Photographer image from Shutterstock
Despite having a much smaller cosplay community, Australia is not free from this sort of behaviour. One high profile case emerged late last year when Adelaide photographer Timothy Scott Marshall pleaded guilty to one aggravated count of indecent assault and one count of unlawful sexual intercourse — considered ‘aggravated’ because the victim was 12 years old at the time.
As a result of the story, the cosplay community in Adelaide suffered a massive upheaval, not least because of the negative media attention now directed towards the hobby. It led to an inventive response by one Adelaide convention organiser, in the form of the anti-harassment Cosplay Sentinels.
Surprisingly, Timothy Marshall still remains active — or as active as he is able — within the cosplay community, but his sentencing means that all conventions in South Australia have banned him from attending.
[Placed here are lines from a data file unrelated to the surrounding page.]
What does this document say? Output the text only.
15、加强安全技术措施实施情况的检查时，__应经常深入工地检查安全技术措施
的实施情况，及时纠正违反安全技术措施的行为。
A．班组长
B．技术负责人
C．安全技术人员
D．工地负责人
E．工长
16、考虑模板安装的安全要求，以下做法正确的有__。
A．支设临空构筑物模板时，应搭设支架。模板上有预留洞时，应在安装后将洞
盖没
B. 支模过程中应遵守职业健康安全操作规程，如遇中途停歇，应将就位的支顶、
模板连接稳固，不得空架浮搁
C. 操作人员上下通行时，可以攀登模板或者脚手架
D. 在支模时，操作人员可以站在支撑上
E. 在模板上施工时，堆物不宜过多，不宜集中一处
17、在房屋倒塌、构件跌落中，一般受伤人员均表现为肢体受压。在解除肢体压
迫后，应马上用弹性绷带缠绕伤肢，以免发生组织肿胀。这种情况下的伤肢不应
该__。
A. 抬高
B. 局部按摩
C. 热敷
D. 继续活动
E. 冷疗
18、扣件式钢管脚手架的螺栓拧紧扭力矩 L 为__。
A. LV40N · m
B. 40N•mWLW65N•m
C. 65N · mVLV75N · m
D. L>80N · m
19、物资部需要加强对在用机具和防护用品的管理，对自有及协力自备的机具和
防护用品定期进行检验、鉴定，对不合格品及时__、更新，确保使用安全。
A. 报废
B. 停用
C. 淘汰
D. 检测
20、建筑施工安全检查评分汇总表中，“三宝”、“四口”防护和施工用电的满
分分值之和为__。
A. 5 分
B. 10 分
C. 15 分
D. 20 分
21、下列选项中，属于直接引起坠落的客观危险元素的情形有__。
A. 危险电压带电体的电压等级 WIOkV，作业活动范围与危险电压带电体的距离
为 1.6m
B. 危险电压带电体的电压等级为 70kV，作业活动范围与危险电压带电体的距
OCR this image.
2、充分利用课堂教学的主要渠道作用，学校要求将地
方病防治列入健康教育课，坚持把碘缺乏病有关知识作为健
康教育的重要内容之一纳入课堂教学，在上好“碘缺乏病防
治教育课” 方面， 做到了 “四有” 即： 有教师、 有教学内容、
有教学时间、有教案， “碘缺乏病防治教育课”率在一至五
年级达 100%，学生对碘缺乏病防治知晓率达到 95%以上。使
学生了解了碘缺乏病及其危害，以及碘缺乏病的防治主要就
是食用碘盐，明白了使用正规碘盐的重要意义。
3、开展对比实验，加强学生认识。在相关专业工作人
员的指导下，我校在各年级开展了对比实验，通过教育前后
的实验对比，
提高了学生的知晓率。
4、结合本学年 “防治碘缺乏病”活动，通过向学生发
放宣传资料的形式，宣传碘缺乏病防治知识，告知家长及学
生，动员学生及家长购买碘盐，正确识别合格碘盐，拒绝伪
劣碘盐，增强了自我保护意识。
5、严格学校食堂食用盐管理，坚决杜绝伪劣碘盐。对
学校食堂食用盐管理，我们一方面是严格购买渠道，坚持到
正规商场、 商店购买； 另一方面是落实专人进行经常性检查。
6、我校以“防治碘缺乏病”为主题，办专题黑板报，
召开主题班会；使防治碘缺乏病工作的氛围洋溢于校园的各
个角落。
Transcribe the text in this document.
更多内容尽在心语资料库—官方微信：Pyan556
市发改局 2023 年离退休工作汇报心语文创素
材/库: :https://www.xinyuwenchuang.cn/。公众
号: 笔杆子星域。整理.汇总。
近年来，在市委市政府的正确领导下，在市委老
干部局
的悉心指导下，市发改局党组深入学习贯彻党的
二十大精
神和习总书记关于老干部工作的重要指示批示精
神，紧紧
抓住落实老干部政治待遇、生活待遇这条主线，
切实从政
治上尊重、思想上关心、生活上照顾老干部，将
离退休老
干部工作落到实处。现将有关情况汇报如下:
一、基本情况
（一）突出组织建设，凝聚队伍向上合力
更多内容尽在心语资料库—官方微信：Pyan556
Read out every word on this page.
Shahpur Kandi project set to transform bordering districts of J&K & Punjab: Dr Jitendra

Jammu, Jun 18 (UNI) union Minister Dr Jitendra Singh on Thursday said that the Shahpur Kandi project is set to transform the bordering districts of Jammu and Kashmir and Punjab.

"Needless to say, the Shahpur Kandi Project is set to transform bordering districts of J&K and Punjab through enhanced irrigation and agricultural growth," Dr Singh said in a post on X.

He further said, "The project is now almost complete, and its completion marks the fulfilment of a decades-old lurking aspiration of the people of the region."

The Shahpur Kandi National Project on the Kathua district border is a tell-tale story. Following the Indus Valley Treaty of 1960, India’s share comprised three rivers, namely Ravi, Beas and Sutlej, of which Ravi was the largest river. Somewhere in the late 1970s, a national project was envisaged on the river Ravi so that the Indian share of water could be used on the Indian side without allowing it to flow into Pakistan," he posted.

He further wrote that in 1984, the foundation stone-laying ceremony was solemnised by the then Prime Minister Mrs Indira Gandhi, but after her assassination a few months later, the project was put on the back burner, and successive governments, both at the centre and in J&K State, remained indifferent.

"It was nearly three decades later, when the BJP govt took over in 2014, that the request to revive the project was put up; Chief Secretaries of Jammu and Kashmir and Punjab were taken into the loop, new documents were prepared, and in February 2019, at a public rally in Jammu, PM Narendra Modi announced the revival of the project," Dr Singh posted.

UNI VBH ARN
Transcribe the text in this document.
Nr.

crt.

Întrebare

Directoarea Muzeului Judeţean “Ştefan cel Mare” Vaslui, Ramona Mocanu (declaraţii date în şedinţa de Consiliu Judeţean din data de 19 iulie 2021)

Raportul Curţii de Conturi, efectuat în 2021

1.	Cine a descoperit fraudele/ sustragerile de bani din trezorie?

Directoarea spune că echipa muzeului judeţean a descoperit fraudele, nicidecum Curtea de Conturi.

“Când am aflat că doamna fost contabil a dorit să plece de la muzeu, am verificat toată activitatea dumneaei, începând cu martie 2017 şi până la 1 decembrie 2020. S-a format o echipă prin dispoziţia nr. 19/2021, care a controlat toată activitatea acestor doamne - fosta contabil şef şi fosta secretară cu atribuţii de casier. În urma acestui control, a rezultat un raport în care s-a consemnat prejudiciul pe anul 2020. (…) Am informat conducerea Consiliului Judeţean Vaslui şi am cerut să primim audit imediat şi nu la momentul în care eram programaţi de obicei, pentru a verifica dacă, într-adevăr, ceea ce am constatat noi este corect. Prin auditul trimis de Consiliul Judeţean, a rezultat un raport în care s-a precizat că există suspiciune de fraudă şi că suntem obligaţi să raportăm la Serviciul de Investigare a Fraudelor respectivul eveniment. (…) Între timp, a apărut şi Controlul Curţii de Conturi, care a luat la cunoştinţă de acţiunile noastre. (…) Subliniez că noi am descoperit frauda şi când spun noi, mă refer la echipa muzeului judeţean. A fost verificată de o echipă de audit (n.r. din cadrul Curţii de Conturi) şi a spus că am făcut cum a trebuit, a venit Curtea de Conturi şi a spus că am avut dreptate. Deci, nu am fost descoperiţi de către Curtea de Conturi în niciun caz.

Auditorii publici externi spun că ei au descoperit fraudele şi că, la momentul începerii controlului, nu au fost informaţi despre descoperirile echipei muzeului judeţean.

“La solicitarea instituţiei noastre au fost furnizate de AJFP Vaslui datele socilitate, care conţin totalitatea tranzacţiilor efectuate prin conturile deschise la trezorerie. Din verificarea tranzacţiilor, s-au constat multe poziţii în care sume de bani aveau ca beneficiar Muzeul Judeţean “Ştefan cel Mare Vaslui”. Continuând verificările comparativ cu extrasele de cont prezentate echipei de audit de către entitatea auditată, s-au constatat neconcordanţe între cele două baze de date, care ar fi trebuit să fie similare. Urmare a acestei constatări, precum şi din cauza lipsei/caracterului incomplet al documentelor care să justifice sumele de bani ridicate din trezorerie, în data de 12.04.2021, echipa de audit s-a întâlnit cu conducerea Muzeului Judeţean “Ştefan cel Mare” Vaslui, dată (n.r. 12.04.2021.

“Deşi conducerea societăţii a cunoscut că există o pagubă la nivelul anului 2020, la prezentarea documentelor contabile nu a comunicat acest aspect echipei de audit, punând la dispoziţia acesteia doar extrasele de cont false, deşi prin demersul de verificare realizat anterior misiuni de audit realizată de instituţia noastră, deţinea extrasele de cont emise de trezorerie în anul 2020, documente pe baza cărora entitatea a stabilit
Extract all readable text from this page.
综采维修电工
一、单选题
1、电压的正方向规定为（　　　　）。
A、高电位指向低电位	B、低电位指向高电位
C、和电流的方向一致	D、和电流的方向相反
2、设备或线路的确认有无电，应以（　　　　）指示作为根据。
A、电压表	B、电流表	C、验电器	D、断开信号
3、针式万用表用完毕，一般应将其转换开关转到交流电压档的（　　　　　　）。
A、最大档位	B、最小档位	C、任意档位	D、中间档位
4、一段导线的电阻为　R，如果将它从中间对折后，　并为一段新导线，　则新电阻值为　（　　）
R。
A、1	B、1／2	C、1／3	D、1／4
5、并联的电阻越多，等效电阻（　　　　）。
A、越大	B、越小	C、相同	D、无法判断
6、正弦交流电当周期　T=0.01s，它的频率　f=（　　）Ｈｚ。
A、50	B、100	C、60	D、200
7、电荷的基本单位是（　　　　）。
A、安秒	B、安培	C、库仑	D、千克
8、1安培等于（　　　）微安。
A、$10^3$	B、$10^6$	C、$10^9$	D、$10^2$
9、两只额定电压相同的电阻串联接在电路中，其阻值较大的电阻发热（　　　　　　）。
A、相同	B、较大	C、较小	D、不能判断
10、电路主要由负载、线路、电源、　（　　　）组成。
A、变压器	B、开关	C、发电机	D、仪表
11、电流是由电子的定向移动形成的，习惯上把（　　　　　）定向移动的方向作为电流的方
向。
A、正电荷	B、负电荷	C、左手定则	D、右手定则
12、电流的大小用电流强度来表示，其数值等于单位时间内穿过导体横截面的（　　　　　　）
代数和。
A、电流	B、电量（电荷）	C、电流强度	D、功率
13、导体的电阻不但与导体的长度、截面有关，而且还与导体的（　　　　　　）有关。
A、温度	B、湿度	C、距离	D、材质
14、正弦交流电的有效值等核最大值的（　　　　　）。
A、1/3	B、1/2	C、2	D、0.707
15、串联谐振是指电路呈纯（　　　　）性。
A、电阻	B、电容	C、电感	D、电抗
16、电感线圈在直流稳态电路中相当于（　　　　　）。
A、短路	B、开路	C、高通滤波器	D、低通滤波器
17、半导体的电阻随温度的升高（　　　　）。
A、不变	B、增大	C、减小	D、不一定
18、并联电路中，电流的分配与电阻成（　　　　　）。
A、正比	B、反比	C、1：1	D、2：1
He is also required to stay within SA as a condition of his parole, but allegedly applied (unsuccessfully) for an exemption to attend PAX in Melbourne this year — despite the convention contacting him and making it clear that he would not be allowed to attend.
Unfortunately other photographers have not been outed as thoroughly as Marshall was, and many slip under the radar. A large number of cosplayers have dealt with this kind of harrassment. One Australian cosplayer told me how a simple request for a photoshoot from an unnamed photographer quickly degraded into demands for pictures in lingerie and fetishised maid outfits, with offers of payment and promises that it would just be “him and his friends”. Another cosplayer caught a photographer taking photos of her when she was changing.
This kind of manipulation and abuse of power is not exclusive to the cosplay community, of course. Last year a number of young models spoke out of abuse at the hands of high profile fashion photographer Terry Richardson, who has worked with big magazines like Vogue, Vanity Fair and Rolling Stone.
Closer to home, a Sydney fashion designer was arrested earlier this year for indecently assaulting his models. The former has particular parallels to the Bui case: a man using a position of power as leverage to take advantage of young women. Unlike models however, cosplayers have no union, no agents, no managers and no one to tell them when a photographer’s request is normal and when it is out of line.
All we have is the community. For a well-connected cosplayer this can be enough — having a large pool of experienced people to ask questions of and offer advice. Dani was one person who was able to reach out to her friends when she received Bui’s request, sending out a call over Facebook to ask whether it was normal or not.
It’s worth noting here that nude shoots or sexy photoshoots are not inherently wrong. Cosplayers and photographers have created some beautiful collaborations on consensually nude photoshoots. The issue lies with cosplayers being pushed to do something they are uncomfortable with. Cosplayers being manipulated to believe that sort of behaviour is acceptable practice.
While there is no easy fix for such ingrained issues, there are things we can do as a community to help.
Communication is of key importance in keeping everyone safe — whether it’s between cosplayers and photographers, between two cosplayers or even between two photographers. I’ve no doubt photographers could misstep even with no malicious intent, simply because of their inexperience with the unique world of cosplay.
If one thing was consistent among the many cosplayers affected by Bui’s manipulation, it’s that none of them are letting this one bad experience ruin their enjoyment of cosplay.
“I want girls and guys to know about this and not be ashamed if something has happened to them,” said Sarah. “They aren’t to blame. Luckily I know a few amazing photographers who always make me feel comfortable and never cross any lines, and I love shooting with them. I have made some of the most important and amazing friends, and I will not let this keep me away from enjoying conventions and cosplaying.”